Caminhos Errantes

domingo, agosto 24, 2003

A defesa e o terror

«O homem à  defesa é mais malévolo que o homem ao ataque. À defesa, ele sente-se no direito, e isso torna-o mau e dá-lhe a boa consciência de penalizar o inimigo vencido ou mesmo de educá-lo, isto é, de lhe inculcar uma outra alma»

Carl Schmitt, Glossarium (6 de Novembro de 1949)

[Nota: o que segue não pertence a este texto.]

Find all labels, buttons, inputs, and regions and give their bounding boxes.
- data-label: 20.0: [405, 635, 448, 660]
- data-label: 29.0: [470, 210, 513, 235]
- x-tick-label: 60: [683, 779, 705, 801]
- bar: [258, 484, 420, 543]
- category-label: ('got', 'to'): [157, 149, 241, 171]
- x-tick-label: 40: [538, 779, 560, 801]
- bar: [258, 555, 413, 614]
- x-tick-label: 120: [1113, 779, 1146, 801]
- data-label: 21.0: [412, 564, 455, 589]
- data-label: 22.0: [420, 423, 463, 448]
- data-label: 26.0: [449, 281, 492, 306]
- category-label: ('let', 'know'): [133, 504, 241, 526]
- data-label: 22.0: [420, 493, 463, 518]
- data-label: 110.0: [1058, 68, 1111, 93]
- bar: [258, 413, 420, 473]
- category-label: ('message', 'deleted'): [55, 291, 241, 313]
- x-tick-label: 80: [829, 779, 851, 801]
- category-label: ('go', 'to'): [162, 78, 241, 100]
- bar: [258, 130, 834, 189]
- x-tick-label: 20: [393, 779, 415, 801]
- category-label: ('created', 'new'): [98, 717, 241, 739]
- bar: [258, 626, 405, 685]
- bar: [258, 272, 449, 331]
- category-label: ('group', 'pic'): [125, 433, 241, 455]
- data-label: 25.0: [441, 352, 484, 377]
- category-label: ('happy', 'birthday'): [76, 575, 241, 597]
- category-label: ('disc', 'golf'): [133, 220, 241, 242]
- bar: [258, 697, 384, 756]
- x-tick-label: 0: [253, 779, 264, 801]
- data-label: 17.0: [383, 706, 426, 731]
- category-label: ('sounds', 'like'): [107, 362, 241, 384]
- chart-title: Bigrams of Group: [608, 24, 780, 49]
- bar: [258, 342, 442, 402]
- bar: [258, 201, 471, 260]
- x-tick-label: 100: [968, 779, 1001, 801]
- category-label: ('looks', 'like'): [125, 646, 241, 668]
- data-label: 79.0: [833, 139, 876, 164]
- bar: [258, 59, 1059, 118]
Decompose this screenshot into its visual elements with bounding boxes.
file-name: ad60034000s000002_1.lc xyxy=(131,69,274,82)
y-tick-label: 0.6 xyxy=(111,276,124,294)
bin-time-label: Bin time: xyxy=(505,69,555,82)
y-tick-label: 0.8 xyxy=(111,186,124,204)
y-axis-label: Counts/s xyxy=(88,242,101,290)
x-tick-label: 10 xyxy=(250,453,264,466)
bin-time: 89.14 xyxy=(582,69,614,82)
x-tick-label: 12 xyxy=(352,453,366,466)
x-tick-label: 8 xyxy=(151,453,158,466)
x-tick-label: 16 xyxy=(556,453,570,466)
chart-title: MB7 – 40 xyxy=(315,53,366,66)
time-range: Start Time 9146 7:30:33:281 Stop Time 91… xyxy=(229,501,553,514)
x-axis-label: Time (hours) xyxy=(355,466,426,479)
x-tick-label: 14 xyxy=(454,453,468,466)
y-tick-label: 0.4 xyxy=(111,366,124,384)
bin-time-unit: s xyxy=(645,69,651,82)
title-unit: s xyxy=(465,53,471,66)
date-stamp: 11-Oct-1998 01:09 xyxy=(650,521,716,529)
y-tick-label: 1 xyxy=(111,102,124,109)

Se a técnica faz inevitavelmente parte do nosso mundo, este não pode ser reduzido a uma estrutura técnica senão à custa da sua degradação. É, em larga medida, esta degradação que hoje por todo o lado irrompe. O âmbito mais perigoso onde a tendência para a simplificação técnica ocorre é o da política. Como exemplo, penso na retórica beligerante de parte dos nossos liberais contemporâneos: a alusão ingénua, quase pueril, a um eixo do mal, a distinção simples e clara entre o "mundo livre" e o universo obscuro do "mundo do terror". E penso, mais do que nessa retórica, nas suas consequências e nas suas implicações, mais longínquas que imediatas. Das sociedades liberais contemporâneas faz parte a ficção útil e eficaz de um como se, de um als ob: na sua vida quotidiana, estas vivem como se fossem sociedades essencialmente não agressivas. Os cidadãos liberais consideram-se a si mesmos, para usar uma expressão de Rafael del Águilla, "cidadãos impecáveis". Intransigentes nos seus princí­pios, eles não admitem senão uma agressão defensiva, uma guerra de defesa. A principal caracterí­stica dos Estados liberais talvez seja a sua resistência contra a pura e simples declaração de guerra. E nessa resistência está em marcha o processo de redução e de simplificação que marca o movimento da nossa história: todo o ataque é agora reduzido à defesa, toda a guerra, por complexa que seja a sua conjuntura, é agora justificada sob a forma simples de uma prevenção defensiva de danos maiores. Por mais que um Estado liberal seja o agressor, faz parte do liberalismo a incapacidade de atacar e, portanto, a necessidade de atacar apenas sob a desculpa envergonhada da defesa.
Houve, ao longo da história, vários tipos de guerra, cada uma com a sua regulação jurí­dica, cada uma com as armas adequadas à sua natureza conflitual: a guerra é um fenómeno complexo. Esta complexidade é-lhe constitutiva. Mas, para os nossos liberais contemporâneos, todas as guerras movidas por si são redutíveis a uma só forma simples: a guerra defensiva, a guerra dos "homens livres", na sua defesa da humanidade, contra as várias emergências do "mal" e do "terror". Toda a guerra movida por liberais é defensiva. E todo o liberal em guerra é, na verdade, um partisan. Mas acontece que uma guerra defensiva tem, pela sua natureza, a tendência para ser crescentemente aterradora. Quem combate um inimigo, quem ataca um adversário, pode olhá-lo nos olhos e respeitá-lo. Mas quem vê no adversário apenas o criminoso de que é necessário defender-se, quem diante dele, movido pelo ódio que o medo suscita, apela para uma guerra de defesa diante da configuração simples do mal, quem se atira simultaneamente como parte e como juiz contra o seu inimigo, não pode deixar de estimular em si próprio o mais aterrador desejo da sua aniquilação total.